Trois façons de sortir de l'auto-exclusion
L'analyse révèle trois pistes de réforme complémentaires qui doivent être poursuivies de manière cumulative, et non alternative.
La première voie consiste en une réforme institutionnelle : abandonner le principe d’unanimité en matière de politique étrangère et de sécurité au profit de majorités qualifiées, consolider les responsabilités en matière de politique étrangère et renforcer le Service européen pour l’action extérieure afin qu’il devienne une entité efficace. Cette réforme est urgente, mais politiquement la plus difficile à mettre en œuvre car elle exige l’unanimité pour abolir l’unanimité.
La seconde voie est celle de l'intégration différenciée : un noyau d'États volontaires progresse sur les questions de politique étrangère et de sécurité sans être freiné par des membres obstructionnistes. Cette approche, plus pragmatique, s'appuie sur les cadres conventionnels existants. Elle comporte toutefois le risque d'une division permanente de l'UE en un cercle intérieur et un cercle extérieur.

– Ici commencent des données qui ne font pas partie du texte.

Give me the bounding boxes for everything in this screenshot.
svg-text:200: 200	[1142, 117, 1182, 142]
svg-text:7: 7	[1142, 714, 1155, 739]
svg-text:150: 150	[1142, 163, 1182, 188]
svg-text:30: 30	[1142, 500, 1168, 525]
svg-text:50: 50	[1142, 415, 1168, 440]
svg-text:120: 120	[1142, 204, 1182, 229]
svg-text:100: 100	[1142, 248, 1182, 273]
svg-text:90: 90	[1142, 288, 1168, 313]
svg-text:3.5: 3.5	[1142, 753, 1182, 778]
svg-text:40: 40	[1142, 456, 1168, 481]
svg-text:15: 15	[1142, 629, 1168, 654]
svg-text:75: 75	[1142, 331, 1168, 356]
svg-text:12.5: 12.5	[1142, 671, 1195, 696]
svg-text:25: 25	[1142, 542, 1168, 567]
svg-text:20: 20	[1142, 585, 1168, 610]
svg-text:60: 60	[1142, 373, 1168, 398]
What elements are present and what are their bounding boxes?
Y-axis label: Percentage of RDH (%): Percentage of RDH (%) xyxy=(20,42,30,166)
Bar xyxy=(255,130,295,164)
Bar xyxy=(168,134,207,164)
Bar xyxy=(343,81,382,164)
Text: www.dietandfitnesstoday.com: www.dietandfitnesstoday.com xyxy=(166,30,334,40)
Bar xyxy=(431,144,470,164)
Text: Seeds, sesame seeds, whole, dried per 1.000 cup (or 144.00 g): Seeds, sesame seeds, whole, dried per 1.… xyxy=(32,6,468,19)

La troisième voie est celle du renforcement économique : achèvement du marché unique, approfondissement de l’union des marchés de capitaux, réduction des subventions nationales, acquisitions conjointes d’armements et sécurisation des chaînes d’approvisionnement en matières premières stratégiques. Cette voie est la plus ambitieuse, mais aussi, d’une certaine manière, la plus fondamentale : sans puissance économique, la politique étrangère européenne reste un vœu pieux. Le rapport Draghi en propose le plan le plus détaillé et le plus convaincant.
L'expression « auto-dévalorisation » de Laschet est peut-être la plus juste dans le débat européen actuel. Elle met en lumière le fait que la faiblesse de la politique étrangère européenne n'est pas le fruit du hasard, ni le résultat de puissances extérieures hostiles, mais bien la conséquence de ses propres décisions, structures et omissions. L'Europe s'est auto-dévalorisée – par un blocage institutionnel, la rupture des canaux diplomatiques et la priorité donnée à la moralisation plutôt qu'à la négociation. La bonne nouvelle : ce qui est auto-infligé peut aussi être réparé. La mauvaise nouvelle : le temps presse.